Whitehead served as an army officer in France and East Africa during World War I, taking a leave from his graduate studies to do so. On the completion of his studies in 1920 after the war, he began working for the Admiralty, and remained there until his 1931 move to Harvard. During World War II, he again took a leave, this time from his professorship at Harvard, to work as an expert on American relations in the British Foreign Office. In 1940, before America entered the war, he advised Winston Churchill that American isolationism would not be a permanent obstacle, and after the Pearl Harbor attacks he communicated a message of solidarity to Franklin D. Roosevelt. It was also Whitehead's suggestion that Churchill compare America's proposed Lend-Lease policy to Magna Carta, and that one of the original copies of Magna Carta then on display in America be made into a more permanent gift to seal the deal.
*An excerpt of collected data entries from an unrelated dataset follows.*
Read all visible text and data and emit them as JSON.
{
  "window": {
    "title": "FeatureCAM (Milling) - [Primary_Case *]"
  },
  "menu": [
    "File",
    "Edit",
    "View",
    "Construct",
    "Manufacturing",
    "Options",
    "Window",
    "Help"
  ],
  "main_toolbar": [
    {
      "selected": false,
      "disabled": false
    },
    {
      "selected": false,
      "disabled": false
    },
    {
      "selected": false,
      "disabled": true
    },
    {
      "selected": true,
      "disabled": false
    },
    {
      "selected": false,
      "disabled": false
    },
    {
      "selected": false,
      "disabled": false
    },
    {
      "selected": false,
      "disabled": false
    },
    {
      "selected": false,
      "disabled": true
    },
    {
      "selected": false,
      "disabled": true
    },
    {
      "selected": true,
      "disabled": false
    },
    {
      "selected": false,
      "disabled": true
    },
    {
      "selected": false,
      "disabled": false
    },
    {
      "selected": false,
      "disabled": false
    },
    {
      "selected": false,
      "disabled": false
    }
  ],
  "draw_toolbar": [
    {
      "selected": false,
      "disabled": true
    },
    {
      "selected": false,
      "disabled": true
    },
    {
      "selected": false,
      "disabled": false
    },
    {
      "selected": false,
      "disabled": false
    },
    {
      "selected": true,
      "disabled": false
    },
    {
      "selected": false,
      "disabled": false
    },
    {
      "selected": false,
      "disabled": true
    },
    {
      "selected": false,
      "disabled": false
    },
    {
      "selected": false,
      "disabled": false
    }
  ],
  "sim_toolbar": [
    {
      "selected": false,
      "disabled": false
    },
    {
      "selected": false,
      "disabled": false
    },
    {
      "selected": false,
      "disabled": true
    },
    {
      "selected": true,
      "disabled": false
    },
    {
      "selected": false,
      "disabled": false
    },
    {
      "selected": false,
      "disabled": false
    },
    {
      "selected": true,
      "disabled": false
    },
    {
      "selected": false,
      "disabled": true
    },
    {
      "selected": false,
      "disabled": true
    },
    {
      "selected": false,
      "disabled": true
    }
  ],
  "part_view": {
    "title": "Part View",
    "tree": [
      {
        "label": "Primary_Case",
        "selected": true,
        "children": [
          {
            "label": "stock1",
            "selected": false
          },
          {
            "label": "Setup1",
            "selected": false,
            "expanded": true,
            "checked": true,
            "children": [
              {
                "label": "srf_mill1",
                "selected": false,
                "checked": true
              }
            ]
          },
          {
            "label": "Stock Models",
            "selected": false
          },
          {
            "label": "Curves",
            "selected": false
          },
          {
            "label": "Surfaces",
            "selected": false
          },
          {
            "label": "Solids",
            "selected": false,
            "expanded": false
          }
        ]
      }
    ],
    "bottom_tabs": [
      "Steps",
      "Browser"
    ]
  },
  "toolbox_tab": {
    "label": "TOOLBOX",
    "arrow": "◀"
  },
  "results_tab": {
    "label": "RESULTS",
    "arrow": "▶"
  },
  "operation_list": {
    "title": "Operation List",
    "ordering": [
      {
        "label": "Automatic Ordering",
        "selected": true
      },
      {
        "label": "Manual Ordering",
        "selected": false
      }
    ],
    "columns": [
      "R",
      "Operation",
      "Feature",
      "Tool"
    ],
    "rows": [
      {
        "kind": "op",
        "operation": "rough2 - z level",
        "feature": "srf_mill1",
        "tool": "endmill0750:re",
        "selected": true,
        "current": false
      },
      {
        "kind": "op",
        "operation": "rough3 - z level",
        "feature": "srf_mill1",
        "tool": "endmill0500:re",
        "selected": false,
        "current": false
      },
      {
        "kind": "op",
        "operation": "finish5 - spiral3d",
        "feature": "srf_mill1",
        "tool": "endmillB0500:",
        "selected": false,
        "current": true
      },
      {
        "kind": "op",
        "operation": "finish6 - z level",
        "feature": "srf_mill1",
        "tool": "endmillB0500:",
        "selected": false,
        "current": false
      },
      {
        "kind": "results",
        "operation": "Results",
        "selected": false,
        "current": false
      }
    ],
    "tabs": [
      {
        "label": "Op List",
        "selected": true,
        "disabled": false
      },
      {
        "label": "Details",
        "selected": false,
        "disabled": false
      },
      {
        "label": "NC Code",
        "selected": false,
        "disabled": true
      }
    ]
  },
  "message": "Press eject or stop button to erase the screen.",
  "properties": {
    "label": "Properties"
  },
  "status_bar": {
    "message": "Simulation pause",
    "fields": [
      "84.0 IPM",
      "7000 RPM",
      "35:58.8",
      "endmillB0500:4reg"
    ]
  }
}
However, this proposal fell through because the British government did not own any of the four surviving copies of Magna Carta.
Academia
Whitehead joined the Harvard Business School in 1931, following his father who had moved to Harvard in 1924. He stayed at Harvard for the rest of his career except for a leave of absence during World War II. After the war, Whitehead ran the Harvard-Radcliffe Program in Business Administration, a business program for women at Radcliffe College, keeping also his appointment at Harvard. He became a naturalized American citizen in 1952. When Harvard's business school began admitting women in 1955, he returned to a full-time position at Harvard. He remained at Harvard until his retirement.
Contributions
Whitehead's work The design and use of instruments, published in 1934, was primarily written while he was still at the Admiralty. It prefigures the care in accurate measurement that Whitehead put into his work on the Hawthorne experiments. In this, Whitehead's "golden rule" was to "never measure more than is absolutely necessary". The Hawthorne experiments studied worker productivity at a Western Electric factory. They were originally intended to study the effects of lighting on productivity, but instead determined that workers reacted positively to the changing conditions of the experiment, and that their productivity decreased again when the experiment ended. Whitehead, following the lead of Jean Piaget, took the approach of carefully documenting the behavior of a small sample of workers over a long period of time. His analysis of the Hawthorne experiments used rigorous statistics to argue "that personal and social relationships had been the dominant factors" in these effects. His work has been criticized as "complex and poorly presented", with unoriginal ideas "expressed in infuriatingly vague prose". Nevertheless, his work is important as the only original mathematical analysis of the experimental data and the only complete record of the entire run of the experiments. Besides his work on the Hawthorne experiments, Whitehead is known for pioneering the development of the fields of human relations, organizational behavior, and human resource management, and for his 1936 book Leadership in a Free Society on the structure and organization of human activity.
Selected publications
The design and use of instruments and accurate measurement: Underlying principles. New York: Macmillan, 1934.
The Industrial Worker. A statistical study of human relations in a group of manual workers. Volume I: Text. Volume II: Diagrams. Oxford University Press, 1938.
Leadership in a Free Society. A study in human relations based on an analysis of present-day industrial civilization. Harvard University Press, 1947.